Lorraine was born in the city and can truly claim to be a child of her times. Her Mum worked in the jute mills and her Dad in different factories within the engineering sector, which was a big employer in the sixties and seventies.
The people in Dundee are what makes it unique. They have a wicked but down-to-earth sense of humour. I love the fact that Dundee is such a great size - big enough to have everything you need in a city, but small enough to walk around and always meet someone you know.
Dundee has shaped me. In the years I was living away from here, I never lost my sense of identity and was always proud to say I am a Dundonian.
When people spend time here they find the depth and the layers to this city which give it unique spirit. The refurbishment of the McManus Galleries was a fantastic achievement - proved by the huge numbers of visitors and local people who have visited since it reopened.
Dundonians now accept that the days of shipyards, jute mills and other heavy industry that employed thousands of people, are gone. But that doesn't mean we can't be a successful and vibrant economy.
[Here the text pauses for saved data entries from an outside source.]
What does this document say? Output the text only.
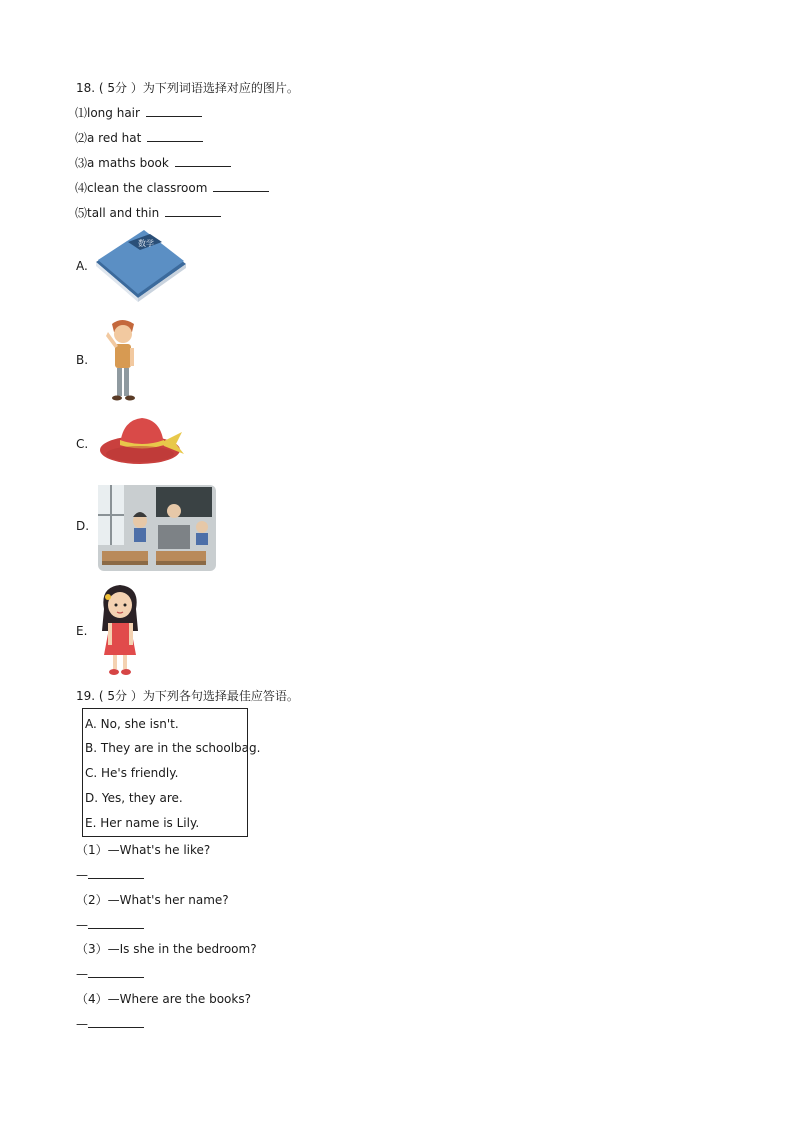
18. ( 5分 ）为下列词语选择对应的图片。
⑴long hair
⑵a red hat
⑶a maths book
⑷clean the classroom
⑸tall and thin
A.
数学
B.
C.
D.
E.
19. ( 5分 ）为下列各句选择最佳应答语。
A. No, she isn't.
B. They are in the schoolbag.
C. He's friendly.
D. Yes, they are.
E. Her name is Lily.
（1）—What's he like?
—
（2）—What's her name?
—
（3）—Is she in the bedroom?
—
（4）—Where are the books?
—
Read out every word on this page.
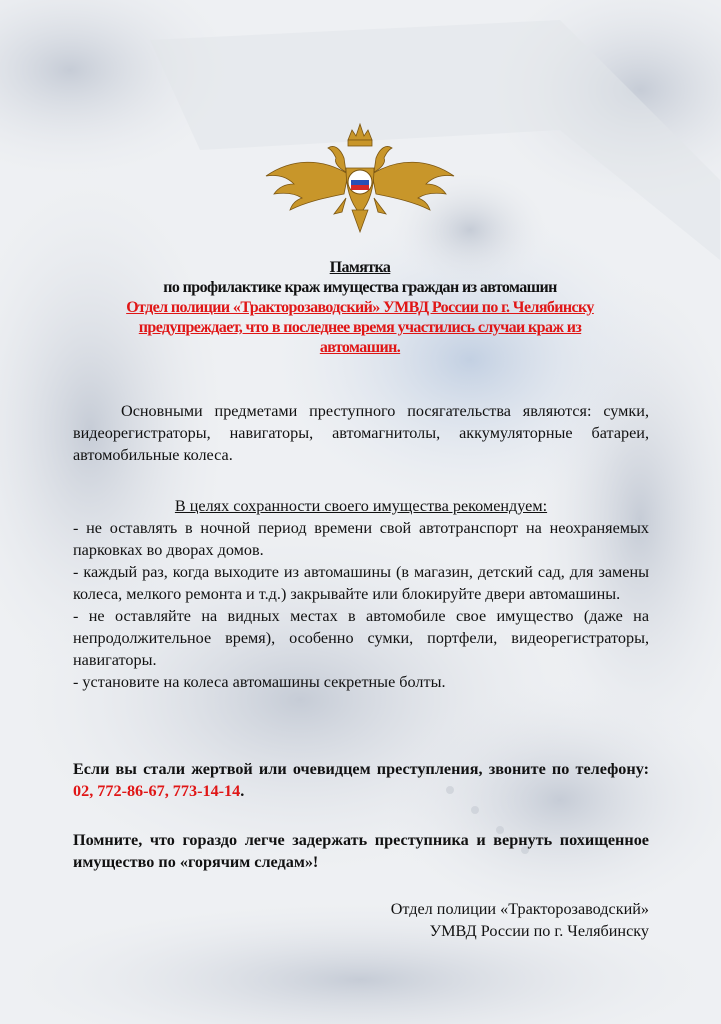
Памятка
по профилактике краж имущества граждан из автомашин
Отдел полиции «Тракторозаводский» УМВД России по г. Челябинску
предупреждает, что в последнее время участились случаи краж из
автомашин.

Основными предметами преступного посягательства являются: сумки, видеорегистраторы, навигаторы, автомагнитолы, аккумуляторные батареи, автомобильные колеса.

В целях сохранности своего имущества рекомендуем:

- не оставлять в ночной период времени свой автотранспорт на неохраняемых парковках во дворах домов.

- каждый раз, когда выходите из автомашины (в магазин, детский сад, для замены колеса, мелкого ремонта и т.д.) закрывайте или блокируйте двери автомашины.

- не оставляйте на видных местах в автомобиле свое имущество (даже на непродолжительное время), особенно сумки, портфели, видеорегистраторы, навигаторы.

- установите на колеса автомашины секретные болты.

Если вы стали жертвой или очевидцем преступления, звоните по телефону: 02, 772-86-67, 773-14-14.

Помните, что гораздо легче задержать преступника и вернуть похищенное имущество по «горячим следам»!

Отдел полиции «Тракторозаводский»
УМВД России по г. Челябинску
Our heritage will always be important and should be celebrated, but we need to acknowledge that we now have new strengths - creative industries, music, film, games, and life sciences and these are areas where people can find work. These new sectors have put us on the global map.
My generation is fortunate to be able to draw inspiration and be shaped by Dundee's colourful and fascinating heritage, and now it's time to make sure that our legacy means that future generations of Dundonians can be equally proud.